In his review of Micheal Haneke's The White Ribbon, Roger Ebert wrote about how, unlike westerners, people in Asia or Africa are largely complacent about tragedy. "There is more resignation when terrible things happen," he wrote.
But Mohammad Rasoulof's Golden Bear winner There Is No Evil (2021) shows people outside the West suffering despite this complacency.
There Is No Evil comprises of four segments — each can be a short film, but this is not a Netflix anthology, thankfully — centred around the theme of the death penalty in Iran and the moral guilt (or lack thereof) in the people involved with the practice.
The film showcases the sentiments of nationals who aren't inherently vengeful but have made their peace with capital punishments taking place amidst them, just like one would tolerate a nasty sibling. The first short, at its 32nd minute, gives us perhaps the most disturbing 30 seconds this kind of a film can offer. It jerks us from the lull of everyday domesticity into horror so violently, that the flash leaves us with no time to recollect the rationality and the reasoning we delude ourselves with in order to tolerate such 'lawful' violence.
The segments also reflect various mental stages of a person (all men, in this case) involved in delivering the death penalty. The first short highlights a kind of middle-age resignation, an inertia, with the practice; the second endorses youthful rebellion, however aimless; the final two shorts hinge on the short and long-term consequences of exercising (or shunning) moral strength.
Saying more would be spoiling the film. It would be better to talk about the context in which I saw the film. There has been a string of arrests in Iran recently of some of the most internationally-renowned Iranian filmmakers, including Jafar Panahi and Mohammad Rasoulof himself. At this moment, certain jails are doused in the spirit of creative defiance.
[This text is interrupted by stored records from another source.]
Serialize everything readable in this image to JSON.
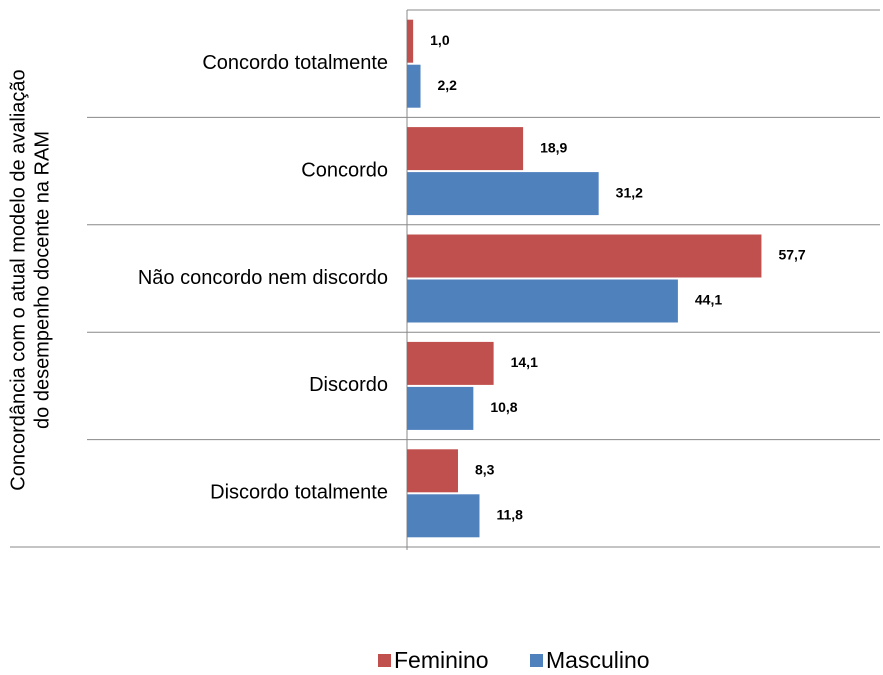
{
  "chart_data": {
    "type": "barh",
    "ylabel": [
      "Concordância com o atual modelo de avaliação",
      "do desempenho docente na RAM"
    ],
    "categories": [
      "Concordo totalmente",
      "Concordo",
      "Não concordo nem discordo",
      "Discordo",
      "Discordo totalmente"
    ],
    "series": [
      {
        "name": "Feminino",
        "color": "#c0504d",
        "values": [
          1.0,
          18.9,
          57.7,
          14.1,
          8.3
        ],
        "value_labels": [
          "1,0",
          "18,9",
          "57,7",
          "14,1",
          "8,3"
        ]
      },
      {
        "name": "Masculino",
        "color": "#4f81bd",
        "values": [
          2.2,
          31.2,
          44.1,
          10.8,
          11.8
        ],
        "value_labels": [
          "2,2",
          "31,2",
          "44,1",
          "10,8",
          "11,8"
        ]
      }
    ],
    "xlim": [
      0,
      77
    ]
  }
}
Under this context, the moral dilemma of There Is No Evil becomes chillingly prescient. In all four segments of the film, while subservience to authority is met with abhorrence or ritualistic repentance, defying the same has yielded no peace or appreciation. Unlike the saviours of western cinema — from superheroes to war heroes — here, the men who refuse to pull the plug on someone's life are denied any celebration for their act.
Why resist then? The answer is simple for Ebert's westerners: we all carry a moral weight of our choices; there is no room for ambiguity here. That's why Schindler's List feels like such a simplistic film. It makes us all feel we are all on the right side of history. But in the East, we are used to the kind of moral transgressions that the West considers infrangible.
So, in the third world where many moral transgressions don't carry much weight, should refusing to facilitate capital punishment, in a system where life is disposable anyway, be called heroism? Besides, individuals anywhere, shouldn't have to carry the burden of morality completely by themselves; individuals who do pull that fatal plug can be excused, for they are just pawns in an idealistic game to chase moral perfection in society.
Or is the true motive of the 'heroes' of There Is No Evil something beyond the scope of unfussy western ethics? For these men, the refusal to participate in the ultimate, most physical show of power by a regime, is a subtle act of anarchy, born out of the impotence that citizens of all despotic regimes suffer from. It's the way to have their voices heard, to feel some freedom and to communicate the anger of the damned.
We can assume that Mohammad Rasoulof wants us to view his people without such complexities. Iran may have had a history of dispatching men who were barely men, to clear minefields during the decade-long Iran-Iraq war, but there is no deadness in its people. Many care. It is carelessness that is the true evil.